KRG proceeds with disbursing May's financial dues to citizens on government payroll

Shafaq News/ Kurdistan's Ministry of Finance has proceeded with disbursing May's financial dues for public servants and pensioners, an official statement said on Thursday.

The statement said that the decision also includes the beneficiary from the social welfare system, the martyrs and Anfal victims systems, and other departments in the Kurdistan Region.

The financial dues of contractors and military personnel were also included in the allocations of May, according to the statement.

In January, Iraq's top court ordered the federal government to cover public sector salaries in the autonomous Kurdistan region, where some workers have gone without pay for months.

Civil servants have taken the regional and federal authorities to court and demonstrated over unpaid salaries in Kurdistan, where officials have long accused Baghdad of not sending the necessary funds.
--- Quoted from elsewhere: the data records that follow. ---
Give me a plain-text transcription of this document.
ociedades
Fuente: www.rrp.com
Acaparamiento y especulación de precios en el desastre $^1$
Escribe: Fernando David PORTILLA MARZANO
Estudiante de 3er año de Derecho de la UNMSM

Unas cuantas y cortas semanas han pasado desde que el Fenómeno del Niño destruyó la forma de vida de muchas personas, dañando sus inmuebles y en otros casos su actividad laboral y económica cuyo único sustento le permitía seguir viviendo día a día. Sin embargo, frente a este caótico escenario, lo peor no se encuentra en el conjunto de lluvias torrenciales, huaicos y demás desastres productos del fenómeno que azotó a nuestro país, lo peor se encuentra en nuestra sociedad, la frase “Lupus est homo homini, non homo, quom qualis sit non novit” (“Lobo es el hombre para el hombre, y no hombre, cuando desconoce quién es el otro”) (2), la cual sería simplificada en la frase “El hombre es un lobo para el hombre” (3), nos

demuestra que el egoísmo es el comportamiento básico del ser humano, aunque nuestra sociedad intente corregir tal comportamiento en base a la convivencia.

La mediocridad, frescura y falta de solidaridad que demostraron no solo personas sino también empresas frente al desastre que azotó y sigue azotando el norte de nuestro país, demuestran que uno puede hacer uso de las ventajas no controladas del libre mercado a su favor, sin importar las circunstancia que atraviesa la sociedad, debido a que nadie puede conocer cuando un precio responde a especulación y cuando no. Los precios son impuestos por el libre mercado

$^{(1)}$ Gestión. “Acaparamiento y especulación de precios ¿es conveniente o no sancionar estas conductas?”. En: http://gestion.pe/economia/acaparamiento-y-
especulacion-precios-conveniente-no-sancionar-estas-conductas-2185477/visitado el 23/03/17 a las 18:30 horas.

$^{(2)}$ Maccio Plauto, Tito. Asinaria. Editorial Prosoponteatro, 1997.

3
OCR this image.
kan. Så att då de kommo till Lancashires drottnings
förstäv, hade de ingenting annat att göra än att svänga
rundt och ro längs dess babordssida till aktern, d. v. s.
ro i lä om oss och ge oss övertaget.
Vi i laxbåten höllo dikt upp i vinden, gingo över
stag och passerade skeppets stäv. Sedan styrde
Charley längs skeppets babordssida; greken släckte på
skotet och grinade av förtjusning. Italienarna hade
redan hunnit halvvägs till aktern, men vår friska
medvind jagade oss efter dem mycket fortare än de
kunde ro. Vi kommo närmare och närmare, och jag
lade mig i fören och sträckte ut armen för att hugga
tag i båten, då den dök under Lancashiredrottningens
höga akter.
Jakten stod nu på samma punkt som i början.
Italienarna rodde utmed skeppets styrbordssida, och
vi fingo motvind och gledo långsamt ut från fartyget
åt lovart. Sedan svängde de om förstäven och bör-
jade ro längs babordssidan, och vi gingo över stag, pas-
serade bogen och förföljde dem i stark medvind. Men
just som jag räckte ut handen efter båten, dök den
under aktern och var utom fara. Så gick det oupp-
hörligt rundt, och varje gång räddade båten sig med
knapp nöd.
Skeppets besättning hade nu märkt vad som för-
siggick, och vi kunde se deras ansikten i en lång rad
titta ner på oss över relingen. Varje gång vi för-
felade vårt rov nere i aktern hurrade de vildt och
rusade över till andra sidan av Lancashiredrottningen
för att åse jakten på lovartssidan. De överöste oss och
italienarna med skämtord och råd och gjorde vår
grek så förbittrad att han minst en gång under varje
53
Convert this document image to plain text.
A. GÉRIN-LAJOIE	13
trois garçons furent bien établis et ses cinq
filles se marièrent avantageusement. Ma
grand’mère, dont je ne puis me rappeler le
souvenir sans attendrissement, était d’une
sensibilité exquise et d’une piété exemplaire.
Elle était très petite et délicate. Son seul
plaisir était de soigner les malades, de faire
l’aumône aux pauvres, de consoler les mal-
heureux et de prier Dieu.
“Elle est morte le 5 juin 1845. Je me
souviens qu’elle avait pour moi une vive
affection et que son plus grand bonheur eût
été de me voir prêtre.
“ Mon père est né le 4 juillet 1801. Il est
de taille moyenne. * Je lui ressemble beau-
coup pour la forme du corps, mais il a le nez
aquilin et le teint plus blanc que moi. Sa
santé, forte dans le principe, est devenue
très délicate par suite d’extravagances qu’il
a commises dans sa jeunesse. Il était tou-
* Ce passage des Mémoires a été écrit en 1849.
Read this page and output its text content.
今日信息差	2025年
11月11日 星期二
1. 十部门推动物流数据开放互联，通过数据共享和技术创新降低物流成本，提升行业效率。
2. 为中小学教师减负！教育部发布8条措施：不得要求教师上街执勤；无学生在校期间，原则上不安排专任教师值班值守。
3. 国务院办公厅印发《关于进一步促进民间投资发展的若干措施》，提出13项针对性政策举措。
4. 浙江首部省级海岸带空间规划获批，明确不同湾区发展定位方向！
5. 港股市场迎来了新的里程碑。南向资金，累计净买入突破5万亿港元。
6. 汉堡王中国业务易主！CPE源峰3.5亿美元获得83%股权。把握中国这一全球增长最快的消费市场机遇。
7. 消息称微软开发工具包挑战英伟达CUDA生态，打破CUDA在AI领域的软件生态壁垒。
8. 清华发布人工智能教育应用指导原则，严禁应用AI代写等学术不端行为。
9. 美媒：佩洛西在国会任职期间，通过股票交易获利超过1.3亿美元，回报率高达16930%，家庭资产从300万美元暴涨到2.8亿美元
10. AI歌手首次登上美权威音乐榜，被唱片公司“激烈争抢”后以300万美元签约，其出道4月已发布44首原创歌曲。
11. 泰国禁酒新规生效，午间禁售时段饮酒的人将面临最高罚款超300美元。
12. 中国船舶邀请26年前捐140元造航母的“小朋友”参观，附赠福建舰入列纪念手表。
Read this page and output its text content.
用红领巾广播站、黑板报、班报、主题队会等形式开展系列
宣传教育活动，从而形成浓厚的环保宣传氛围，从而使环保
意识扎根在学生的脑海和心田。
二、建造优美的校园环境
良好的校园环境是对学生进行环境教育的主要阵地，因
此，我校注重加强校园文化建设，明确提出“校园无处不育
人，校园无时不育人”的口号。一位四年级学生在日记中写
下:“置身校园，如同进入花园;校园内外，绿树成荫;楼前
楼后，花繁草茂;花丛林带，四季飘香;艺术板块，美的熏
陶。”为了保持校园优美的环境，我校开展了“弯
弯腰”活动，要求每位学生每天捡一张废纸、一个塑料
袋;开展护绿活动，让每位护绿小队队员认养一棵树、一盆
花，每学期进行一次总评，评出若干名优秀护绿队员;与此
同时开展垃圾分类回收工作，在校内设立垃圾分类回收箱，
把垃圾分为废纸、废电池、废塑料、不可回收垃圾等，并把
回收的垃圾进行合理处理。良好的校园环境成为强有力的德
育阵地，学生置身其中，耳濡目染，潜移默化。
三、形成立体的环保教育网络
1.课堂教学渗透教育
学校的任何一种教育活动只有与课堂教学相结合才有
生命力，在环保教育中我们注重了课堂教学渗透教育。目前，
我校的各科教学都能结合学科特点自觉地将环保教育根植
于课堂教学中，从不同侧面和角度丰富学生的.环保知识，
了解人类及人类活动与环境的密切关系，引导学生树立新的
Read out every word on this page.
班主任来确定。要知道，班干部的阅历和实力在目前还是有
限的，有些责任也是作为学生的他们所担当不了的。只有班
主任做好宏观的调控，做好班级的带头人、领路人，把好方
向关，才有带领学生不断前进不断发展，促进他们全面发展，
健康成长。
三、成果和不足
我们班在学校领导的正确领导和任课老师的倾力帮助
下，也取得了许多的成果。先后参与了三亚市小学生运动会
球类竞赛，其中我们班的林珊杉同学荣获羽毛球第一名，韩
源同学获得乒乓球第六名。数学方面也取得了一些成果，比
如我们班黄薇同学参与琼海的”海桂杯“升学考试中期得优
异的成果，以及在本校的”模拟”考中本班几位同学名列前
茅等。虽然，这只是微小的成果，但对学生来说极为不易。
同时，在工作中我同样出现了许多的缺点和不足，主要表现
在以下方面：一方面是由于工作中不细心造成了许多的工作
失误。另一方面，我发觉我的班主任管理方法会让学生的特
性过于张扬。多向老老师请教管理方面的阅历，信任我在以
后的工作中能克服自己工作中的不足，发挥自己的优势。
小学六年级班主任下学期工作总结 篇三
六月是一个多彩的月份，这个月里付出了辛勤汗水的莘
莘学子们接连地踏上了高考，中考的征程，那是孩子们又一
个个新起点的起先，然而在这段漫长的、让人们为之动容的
The Supreme Court said the central administration would pay government workers, employees at public institutions, social benefit recipients and pensioners directly, instead of through the regional administration.

The case was brought by civil servants in al-Sulaymaniyah where hundreds of teachers have also taken to the streets in recent weeks to demand compensation for unpaid salaries from last year.

In September 2023, Baghdad had agreed to increase funds allocated to Iraqi Kurdistan, saying it would provide the northern region with three annual payments of 700 billion dinars (about $535 million).

Thanks to oil exports, the region previously had independent funding that partly covered salaries.

But a dispute involving the federal government and Turkiye, through which the oil had been exported, has blocked that source of income for the regional administration since late March.

Iraqi Kurdistan and Baghdad later agreed in principle that sales of Kurdish oil would pass through the federal government. In exchange, 12.6 percent of Iraq's public spending will go to the autonomous region.

The court in its ruling also ordered the Kurdish administration to hand over "all its oil and non-oil revenues" to the federal government, and an audit of relevant accounts.

With oil revenues gone, Kurdistan's current main source of revenue is tax collected at border crossings with neighboring countries including Iran and Turkiye, two of Iraq's main regional trade partners.